This No bake coconut macadamia cheesecake is so legit even a carbivore won’t be able to tell its a keto dessert. Easy to recipe to prepare and using the tart pan will give you a beautiful presentation every time.
Out of all the keto desserts I’ve tried cheesecake seems to be the one that actually tastes as good as the real thing. Personally I don’t like overly sweet desserts so to me a cheesecake doesn’t even need to be overly sweet. I want it to have a smooth creamy texture and basically melt in my mouth.
Now, I also like a balance of texture in a dessert and this is where I really think this recipe hits the mark. I used a keto Shortbread recipe for the crust then created a crunchy macadamia nut topping with toasted coconut. In addition to all that I used a blend of whipped heavy cream, cream cheese and instead of sour cream I used ricotta cheese to give the filling a light silky texture almost reminiscent of a cannoli filling.
I portioned this cheesecake into 10 slices but you could definitely get 12 if you wanted or eight if you wanted more substantial servings. Anyway you slice it this recipe is keto friendly and a perfect dessert that can be prepared ahead of time. As I mentioned earlier a lot of keto desserts have an artificial taste or bitterness from too much stevia, but because cheesecake is so rich and has plenty of natural flavor from the coconut I didn’t taste anything other than pure deliciousness.
I hope that you’ll give this low carb cheesecake a try and let me know what you think. My sister in law said it was so good she wanted this dessert instead of a birthday cake. That’s high praise in my book. As always thanks for checking out my recipes and hope you make them a part of your healthy low carb lifestyle!
Low Carb Toasted Coconut Cheesecake
- Mix all ingredients together until a dough forms then place dough in a 10” tart pan and shape the dough to cover the bottom and go about halfway up the sides of the pan.
- Place pan in freezer for about 20 minutes to set up. Preheat oven at 375 degrees F.
- Remove tart pan from freezer and bake for 10 minutes at 375 degrees F
- Let tart cool to room temp then pour in cheesecake mixture. Refrigerate for 30 minutes.
- After 30 minutes top the cheesecake with the toasted coconut topping then refrigerate for a few hours before serving.
- Whip heavy cream with vanilla extract, coconut extract and liquid stevia until stiff peaks.
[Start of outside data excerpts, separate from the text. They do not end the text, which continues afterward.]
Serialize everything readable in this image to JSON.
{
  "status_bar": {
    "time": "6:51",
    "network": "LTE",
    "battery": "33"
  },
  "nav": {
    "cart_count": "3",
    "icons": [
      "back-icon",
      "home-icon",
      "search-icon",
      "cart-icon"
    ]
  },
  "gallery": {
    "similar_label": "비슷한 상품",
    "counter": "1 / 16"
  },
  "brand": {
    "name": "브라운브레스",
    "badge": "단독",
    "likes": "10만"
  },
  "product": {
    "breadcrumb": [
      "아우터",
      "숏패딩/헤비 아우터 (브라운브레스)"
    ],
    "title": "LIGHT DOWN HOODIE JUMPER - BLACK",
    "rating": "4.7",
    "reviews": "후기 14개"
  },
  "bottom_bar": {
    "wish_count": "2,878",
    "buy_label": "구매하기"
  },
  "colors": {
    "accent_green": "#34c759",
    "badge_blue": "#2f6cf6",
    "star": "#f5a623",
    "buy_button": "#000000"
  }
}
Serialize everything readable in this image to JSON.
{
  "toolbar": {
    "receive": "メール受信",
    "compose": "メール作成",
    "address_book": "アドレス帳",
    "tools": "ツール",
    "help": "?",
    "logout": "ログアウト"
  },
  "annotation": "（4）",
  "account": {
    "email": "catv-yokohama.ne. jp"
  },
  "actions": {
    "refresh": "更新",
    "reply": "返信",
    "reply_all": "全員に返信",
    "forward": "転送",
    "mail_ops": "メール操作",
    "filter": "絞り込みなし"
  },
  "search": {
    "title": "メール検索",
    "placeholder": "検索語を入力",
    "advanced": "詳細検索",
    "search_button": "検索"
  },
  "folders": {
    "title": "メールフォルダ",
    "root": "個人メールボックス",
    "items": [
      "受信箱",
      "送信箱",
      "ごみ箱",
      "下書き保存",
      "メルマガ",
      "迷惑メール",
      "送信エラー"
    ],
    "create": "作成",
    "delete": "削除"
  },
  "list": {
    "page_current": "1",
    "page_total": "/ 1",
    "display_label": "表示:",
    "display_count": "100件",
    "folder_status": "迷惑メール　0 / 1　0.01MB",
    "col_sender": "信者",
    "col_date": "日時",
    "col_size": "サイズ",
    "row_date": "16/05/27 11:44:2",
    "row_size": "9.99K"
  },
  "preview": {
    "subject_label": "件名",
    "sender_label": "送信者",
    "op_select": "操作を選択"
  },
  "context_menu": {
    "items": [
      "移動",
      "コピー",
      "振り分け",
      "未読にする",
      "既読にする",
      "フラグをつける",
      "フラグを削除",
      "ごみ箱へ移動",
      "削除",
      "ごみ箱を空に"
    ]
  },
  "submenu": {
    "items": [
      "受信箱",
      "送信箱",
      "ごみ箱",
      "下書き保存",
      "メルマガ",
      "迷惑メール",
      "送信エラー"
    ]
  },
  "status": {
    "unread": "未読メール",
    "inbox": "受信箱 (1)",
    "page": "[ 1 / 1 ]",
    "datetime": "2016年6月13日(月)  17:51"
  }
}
- In a second container beat cream cheese, ricotta and erythritol for a full minute until completely smooth then add whipped heavy cream mixture and beat again for another 30 seconds.
Coconut Macadamia Topping
- Place all ingredients in a food processor and pulse until macadamia nuts are chopped but still in larger pieces.
- Move mix to a nonstick pan and stir constantly until coconut just starts to toast but not burn. Remove and pour into a container to cool.